Northeastern Section - 49th Annual Meeting (23–25 March)

Paper No. 4
Presentation Time: 9:05 AM


BUYNEVICH, Ilya V.1, WIEST, Logan A.2, MAZA, Zachary A.2, RYCHLAK, Heather2 and TUMARKIN-DERATZIAN, Allison2, (1)Department of Earth & Environmental Science, Temple University, Philadelphia, PA 19122, (2)Earth and Environmental Science, Temple University, Philadelphia, PA 19122,

Bedding planes of numerous quarried mudstone blocks of Lockatong Formation (Carnian, Late Triassic) in Northampton Township, Pennsylvania, exhibit a variety of lake-margin physical structures (ripples, mudcracks) and invertebrate trace fossils. One boulder surface is covered by ~50 sets of slightly curved, sub-parallel striations that are interpreted as bottom contact marks produced by a buoyed organism. Triple (>70%) and double grooves exhibit occasional cross-cutting and juxtaposition. Although directionality, straddle, and limb type cannot be determined, the traces are designated as probable digits II, III, and IV of a vertebrate tracemaker. The sets are 12.5-22.1 mm in total (II-IV) width (with up to 20% asymmetry of II-III/III-IV distances), with lengths varying from 9.3-34.9 mm. Their geometry, 1-3 mm depth, and gradually sloping interdigital surfaces are indicative of claw marks. Thin sections reveal soft-sediment deformation of black clay and light gray silt laminae below each striation. Slightly asymmetric cross-sections and progressive lateral deepening within most 3-digit sets imply a horizontal force component. More than 80% of trace orientations range within 15° of azimuth, consistent with a (uni)directional movement.

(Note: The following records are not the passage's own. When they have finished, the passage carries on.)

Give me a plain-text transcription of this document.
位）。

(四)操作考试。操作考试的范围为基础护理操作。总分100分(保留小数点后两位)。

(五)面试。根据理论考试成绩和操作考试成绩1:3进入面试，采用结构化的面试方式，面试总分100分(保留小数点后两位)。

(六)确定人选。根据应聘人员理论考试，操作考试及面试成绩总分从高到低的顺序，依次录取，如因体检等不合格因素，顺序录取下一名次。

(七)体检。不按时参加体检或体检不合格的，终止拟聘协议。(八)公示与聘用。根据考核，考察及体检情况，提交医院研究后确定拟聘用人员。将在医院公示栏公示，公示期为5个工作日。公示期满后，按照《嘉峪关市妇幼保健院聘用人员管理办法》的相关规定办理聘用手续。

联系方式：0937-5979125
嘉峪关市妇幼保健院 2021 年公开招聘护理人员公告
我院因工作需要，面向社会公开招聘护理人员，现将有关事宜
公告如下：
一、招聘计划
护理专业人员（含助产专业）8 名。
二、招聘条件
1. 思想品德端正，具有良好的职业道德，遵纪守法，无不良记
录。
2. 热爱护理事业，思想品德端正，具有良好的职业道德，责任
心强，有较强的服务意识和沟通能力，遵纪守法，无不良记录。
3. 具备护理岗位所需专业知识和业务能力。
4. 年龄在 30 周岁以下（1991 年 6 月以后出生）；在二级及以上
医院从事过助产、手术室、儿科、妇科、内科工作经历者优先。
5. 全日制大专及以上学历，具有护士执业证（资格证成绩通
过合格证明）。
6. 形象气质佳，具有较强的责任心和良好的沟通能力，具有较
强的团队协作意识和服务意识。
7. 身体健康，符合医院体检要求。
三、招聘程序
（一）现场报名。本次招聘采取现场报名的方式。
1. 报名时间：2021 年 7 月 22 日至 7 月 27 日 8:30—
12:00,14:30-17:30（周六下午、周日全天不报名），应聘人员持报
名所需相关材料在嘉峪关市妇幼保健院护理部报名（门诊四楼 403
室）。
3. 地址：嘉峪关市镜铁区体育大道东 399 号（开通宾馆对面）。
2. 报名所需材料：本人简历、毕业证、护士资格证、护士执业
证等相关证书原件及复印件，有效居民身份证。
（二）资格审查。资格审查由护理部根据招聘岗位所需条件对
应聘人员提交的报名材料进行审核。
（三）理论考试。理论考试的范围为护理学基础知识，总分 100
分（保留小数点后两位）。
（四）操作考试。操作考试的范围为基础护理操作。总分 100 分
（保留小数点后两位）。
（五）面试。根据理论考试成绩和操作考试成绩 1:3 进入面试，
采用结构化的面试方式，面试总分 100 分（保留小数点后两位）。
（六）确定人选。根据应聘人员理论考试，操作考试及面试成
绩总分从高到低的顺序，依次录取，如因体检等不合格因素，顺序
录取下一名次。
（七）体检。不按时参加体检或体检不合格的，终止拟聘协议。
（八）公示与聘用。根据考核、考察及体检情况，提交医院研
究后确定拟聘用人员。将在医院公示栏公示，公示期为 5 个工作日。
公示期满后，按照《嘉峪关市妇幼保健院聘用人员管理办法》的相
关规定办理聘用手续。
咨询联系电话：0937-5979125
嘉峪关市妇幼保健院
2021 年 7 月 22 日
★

Although fish were abundant in lacustrine settings of the Newark Basin, they are excluded as tracemakers due to low sinuosity and discontinuity of striation sets. Therefore, we interpret these marks as tetrapod swim traces (Characichnos isp.), with examples of various sizes described in many Mesozoic sequences. Tetrapod ichnogenera of comparable dimensions previously described from the Lockatong and Passaic Formations include Gwyneddichnium (attributed to aquatic tanystropheid archosauromorphs) and Rhynchosauroides (lepidosauromorph/primitive archosauromorph), with Batrachopus (crocodylomorph) typically found in younger (post-Carnian) successions. These reptiles are represented by skeletal remains in lacustrine deposits and are likely responsible for the swim traces. With pentadactyl feet used for propulsion, only two or three longest toes likely contacted the soft substrate. The shallow-water traverse by a group of animals was followed by lake desiccation, as evidenced by large mudcracks and uniform surface oxidation post-dating the traces.